News

Politik Hari Ini Bicara Elektoral Capres, Bukan Gagasan Mencerdaskan Bangsa

Politik Indonesia hari ini lebih kental pada wacana elektoral kandidasi calon presiden (capres), bukan upaya mencerdaskan bangsa yang telah 77 tahun merdeka. Padahal aspek ini penting dibicarakan untuk mendorong kemudi bangsa ke arah yang lebih baik.

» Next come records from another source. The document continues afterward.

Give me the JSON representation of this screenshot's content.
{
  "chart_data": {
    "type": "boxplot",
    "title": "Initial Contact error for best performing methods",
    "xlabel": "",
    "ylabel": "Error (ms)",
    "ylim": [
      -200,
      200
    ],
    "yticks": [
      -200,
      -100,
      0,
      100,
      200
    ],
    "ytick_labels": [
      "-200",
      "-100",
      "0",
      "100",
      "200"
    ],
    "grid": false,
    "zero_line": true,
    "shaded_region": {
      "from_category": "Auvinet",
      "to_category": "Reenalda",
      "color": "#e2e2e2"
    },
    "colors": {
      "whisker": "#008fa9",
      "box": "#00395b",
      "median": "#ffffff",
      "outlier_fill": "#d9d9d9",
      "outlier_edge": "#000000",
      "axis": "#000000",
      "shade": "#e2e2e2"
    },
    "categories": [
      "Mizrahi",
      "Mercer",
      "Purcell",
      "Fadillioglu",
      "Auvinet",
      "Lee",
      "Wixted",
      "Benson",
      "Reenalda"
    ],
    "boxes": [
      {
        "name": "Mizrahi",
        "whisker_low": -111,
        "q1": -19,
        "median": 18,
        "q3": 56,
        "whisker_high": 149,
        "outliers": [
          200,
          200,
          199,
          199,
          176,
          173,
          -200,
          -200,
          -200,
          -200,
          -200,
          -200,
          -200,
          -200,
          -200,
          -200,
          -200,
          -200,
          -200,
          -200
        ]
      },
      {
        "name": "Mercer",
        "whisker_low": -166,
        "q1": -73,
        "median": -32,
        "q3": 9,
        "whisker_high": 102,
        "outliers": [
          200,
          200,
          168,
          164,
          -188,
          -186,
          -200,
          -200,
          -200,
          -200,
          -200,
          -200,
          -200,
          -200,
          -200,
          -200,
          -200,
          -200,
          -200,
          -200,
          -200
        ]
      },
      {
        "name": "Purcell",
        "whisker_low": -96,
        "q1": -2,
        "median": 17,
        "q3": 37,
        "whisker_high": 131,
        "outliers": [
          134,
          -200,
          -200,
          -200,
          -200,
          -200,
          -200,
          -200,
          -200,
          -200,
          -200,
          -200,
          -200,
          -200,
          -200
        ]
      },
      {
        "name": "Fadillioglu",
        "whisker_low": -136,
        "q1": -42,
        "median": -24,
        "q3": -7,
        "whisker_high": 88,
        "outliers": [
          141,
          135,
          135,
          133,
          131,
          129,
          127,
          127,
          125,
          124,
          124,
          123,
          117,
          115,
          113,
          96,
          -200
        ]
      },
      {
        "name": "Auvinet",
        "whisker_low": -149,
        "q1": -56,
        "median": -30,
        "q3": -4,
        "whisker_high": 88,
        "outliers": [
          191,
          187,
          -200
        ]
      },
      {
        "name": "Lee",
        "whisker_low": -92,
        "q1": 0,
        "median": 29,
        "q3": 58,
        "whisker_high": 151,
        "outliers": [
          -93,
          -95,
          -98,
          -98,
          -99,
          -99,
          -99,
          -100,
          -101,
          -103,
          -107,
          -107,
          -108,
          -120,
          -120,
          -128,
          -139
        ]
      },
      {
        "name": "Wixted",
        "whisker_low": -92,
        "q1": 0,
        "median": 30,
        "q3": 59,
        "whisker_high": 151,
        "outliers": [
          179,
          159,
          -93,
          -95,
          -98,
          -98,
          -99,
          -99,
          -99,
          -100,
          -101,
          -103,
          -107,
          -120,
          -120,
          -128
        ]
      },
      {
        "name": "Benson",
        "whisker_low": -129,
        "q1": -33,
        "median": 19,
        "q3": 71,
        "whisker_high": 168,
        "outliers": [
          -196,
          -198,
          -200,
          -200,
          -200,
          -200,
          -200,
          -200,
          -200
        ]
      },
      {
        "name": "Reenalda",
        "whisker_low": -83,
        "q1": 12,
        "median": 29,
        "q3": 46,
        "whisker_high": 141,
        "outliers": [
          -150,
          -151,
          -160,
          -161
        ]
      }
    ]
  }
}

Sekjen PDIP Hasto Kristiyanto berupaya menggugah kesadaran itu, ketika mengisi seminar ilmiah dalam rangka Dies Natalies Universitas Sanata Dharma (Sadar) Yogyakarta, Jumat (16/12/2022). Menurutnya, kehidupan politik tidak melulu berkaitan pada pemilu namun, terdapat aspek fundamental lainnya yang perlu digalakkan.

Mungkin anda suka

“Kini setiap orang bicara soal calon presiden, seakan-akan satu minggu ke depan akan ada pemilu. Semua berbicara elektoral, tapi melupakan persoalan fundamental bangsa yang berkaitan dengan mencerdaskan kehidupan bangsa,” kata Hasto, dalam keterangannya.

Menurutnya, Indonesia masih jauh tertinggal dari negara lain, termasuk dengan negara-negara di kawasan. Dalam hal pendidikan misalnya, Indonesia tertinggal dari Malaysia yang dulu sempat mengimpor guru dari Tanah Air. Dalam hal riset lebih memprihatinkan, tingkat intelektual orang Indonesia kalah dari Filipina, Laos dan Kamboja.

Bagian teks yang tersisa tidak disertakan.